In his research on CMV, Dr. Bale formed a productive and long-lasting collaboration with Dr. Jody Murph, a pediatric colleague at the University of Iowa. Together, Drs. Bale and Murph investigated the epidemiology of CMV in young children and in child care personnel. While Dr. Murph directed the clinical program, Dr. Bale’s laboratory used PCR- based methods to characterize CMV strains. Using this division of labor, they made several impactful discoveries. Among the most important, they found that several different CMV strains could circulate in a child care center simultaneously, that children in these centers could be re-infected with new CMV strains, and that the risk of seroconversion among child care providers parallels rates of CMV excretion and acquisition among children at each center.
As a teacher, Dr. Bale has positively impacted the educations of countless learners at all levels. He has lectured to medical students on many subjects, demonstrated the technique of the history and physical exam to residents, served as a trusted mentor to junior faculty and provided continuing medical education to practitioners. Dr. Bale’s greatest joy as an educator was the privilege of serving as Director of Utah’s Categorical Pediatrics Residency Program for ten years. Under his direction, the Utah program grew into one of the premier pediatric residencies in the US.
Following his term as residency program director, he led Utah’s initial participation in Education in Pediatrics Across the Continuum (EPAC), an innovative medical student pathway that uses competency, rather than time, to determine medical student readiness to enter residency. Should the EPAC experiment succeed, it will revolutionize medical education in the US. To those who know him, it comes as no surprise that Dr. Bale was involved in this revolution.
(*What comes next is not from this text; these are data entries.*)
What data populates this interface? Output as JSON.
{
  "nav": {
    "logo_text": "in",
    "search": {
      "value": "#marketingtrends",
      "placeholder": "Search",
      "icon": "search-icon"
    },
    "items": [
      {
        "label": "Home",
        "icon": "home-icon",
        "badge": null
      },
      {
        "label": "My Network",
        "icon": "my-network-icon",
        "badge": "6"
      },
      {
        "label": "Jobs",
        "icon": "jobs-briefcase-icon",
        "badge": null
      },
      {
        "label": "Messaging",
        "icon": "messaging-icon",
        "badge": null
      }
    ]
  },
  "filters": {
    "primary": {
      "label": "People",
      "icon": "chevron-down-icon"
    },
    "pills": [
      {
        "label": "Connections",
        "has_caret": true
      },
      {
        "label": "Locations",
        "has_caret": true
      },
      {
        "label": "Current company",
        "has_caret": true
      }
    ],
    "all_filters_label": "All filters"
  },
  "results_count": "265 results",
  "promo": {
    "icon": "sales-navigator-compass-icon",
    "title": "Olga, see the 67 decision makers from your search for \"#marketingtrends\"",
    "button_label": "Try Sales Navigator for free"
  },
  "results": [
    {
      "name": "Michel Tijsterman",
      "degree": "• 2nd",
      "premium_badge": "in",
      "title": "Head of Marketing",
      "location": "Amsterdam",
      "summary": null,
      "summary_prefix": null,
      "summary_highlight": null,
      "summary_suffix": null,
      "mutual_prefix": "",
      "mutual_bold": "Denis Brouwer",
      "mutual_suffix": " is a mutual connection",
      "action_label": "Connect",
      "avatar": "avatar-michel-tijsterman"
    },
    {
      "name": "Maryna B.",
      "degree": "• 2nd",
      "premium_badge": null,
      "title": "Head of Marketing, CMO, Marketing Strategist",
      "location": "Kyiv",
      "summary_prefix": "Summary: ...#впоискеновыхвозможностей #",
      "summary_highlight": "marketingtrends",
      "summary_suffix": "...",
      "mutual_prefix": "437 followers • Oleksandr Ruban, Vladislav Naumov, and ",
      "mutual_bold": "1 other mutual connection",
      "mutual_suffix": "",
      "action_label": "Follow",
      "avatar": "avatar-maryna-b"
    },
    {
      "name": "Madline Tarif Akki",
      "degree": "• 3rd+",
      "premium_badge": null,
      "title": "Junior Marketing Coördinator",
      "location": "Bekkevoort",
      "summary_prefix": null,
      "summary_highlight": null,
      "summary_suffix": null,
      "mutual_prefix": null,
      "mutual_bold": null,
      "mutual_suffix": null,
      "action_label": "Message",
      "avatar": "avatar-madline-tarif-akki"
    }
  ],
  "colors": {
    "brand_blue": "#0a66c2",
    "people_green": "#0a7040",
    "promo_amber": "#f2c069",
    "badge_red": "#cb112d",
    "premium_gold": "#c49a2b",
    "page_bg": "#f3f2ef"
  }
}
Dr. Bale has contributed mightily to the Child Neurology Society. He has chaired symposia, served on the board, chaired committees, and served as President from 2003-2005. As President, he encouraged work force studies and supported the efforts of Dr. Harvey Singer and colleagues in establishing the residency match in child neurology. He has represented the discipline of child neurology on committees or work groups of the American Board of Pediatrics, the National Institutes of Health and the Centers for Disease Control and Prevention and chaired the Council of Pediatrics Subspecialties (COPS).
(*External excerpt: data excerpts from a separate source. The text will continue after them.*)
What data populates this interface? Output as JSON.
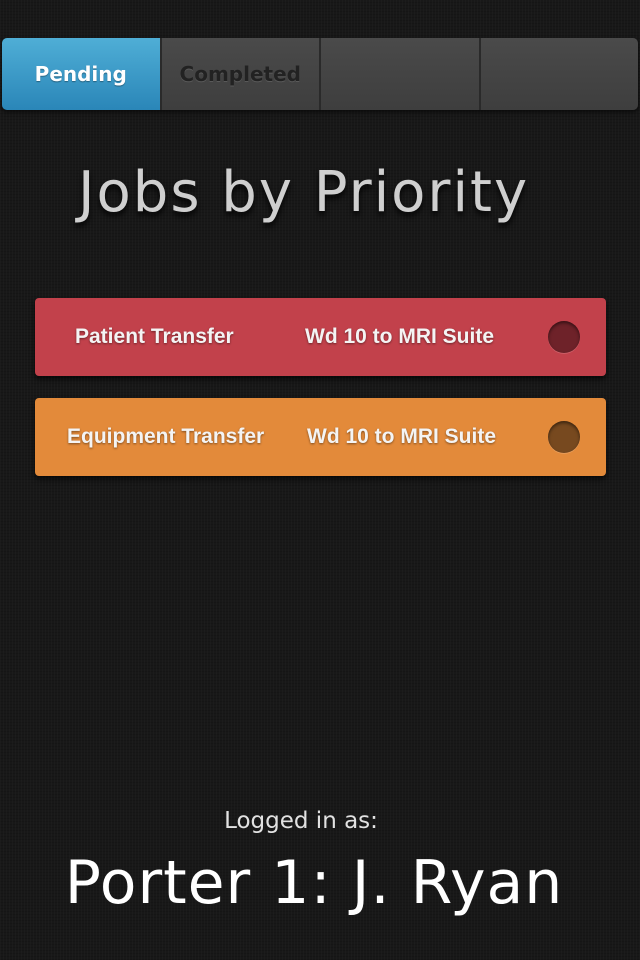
{
  "tabs": [
    {
      "label": "Pending",
      "active": true
    },
    {
      "label": "Completed",
      "active": false
    },
    {
      "label": "",
      "active": false
    },
    {
      "label": "",
      "active": false
    }
  ],
  "title": "Jobs by Priority",
  "jobs": [
    {
      "type": "Patient Transfer",
      "route": "Wd 10 to MRI Suite",
      "color": "#c2414b",
      "status_color": "#6e2229"
    },
    {
      "type": "Equipment Transfer",
      "route": "Wd 10 to MRI Suite",
      "color": "#e38a3a",
      "status_color": "#77491f"
    }
  ],
  "footer": {
    "logged_in_label": "Logged in as:",
    "user": "Porter 1: J. Ryan"
  },
  "colors": {
    "background": "#181818",
    "active_tab": "#3b9ac8",
    "inactive_tab": "#444444"
  }
}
For 45 years, Dr. Bale has been married to his wife, Martha, who has been a great success in her own right, serving as Director of Technical Operations at ARUP Laboratories, Salt Lake City, prior to her retirement. Together, they raised three children, in whom they instilled a commitment to service, as demonstrated by the remarkable fact that all three served overseas in the Peace Corps.
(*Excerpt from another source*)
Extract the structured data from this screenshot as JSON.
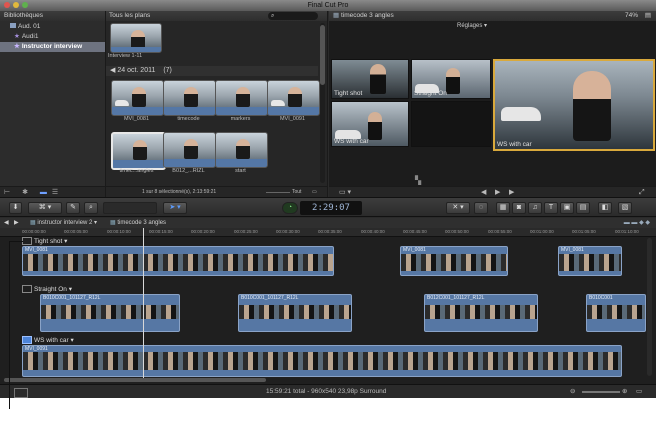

Dr. Bale has been a great success in academics. But the place in which he has touched lives most profoundly is at the bedside. A virtuoso child neurologist, Dr. Bale could be counted on to deliver the best of care and to reassure the most anxious of parents. Dr. Bale’s patients and their families loved him – for his knowledge, skills, and compassion. Dr. Bale’s greatest impact as a teacher likewise occurred at the bedside. For those of us privileged to study under him, it was a joy to observe him obtain subtle, but crucial, aspects of the history and physical examination of a sick child. His greatest skill was listening, and he taught, by example, the value of careful listening to everyone he met – patients, families, students, and colleagues. Dr. Bale, an inspiration for all who have met him, personifies excellence in child neurology.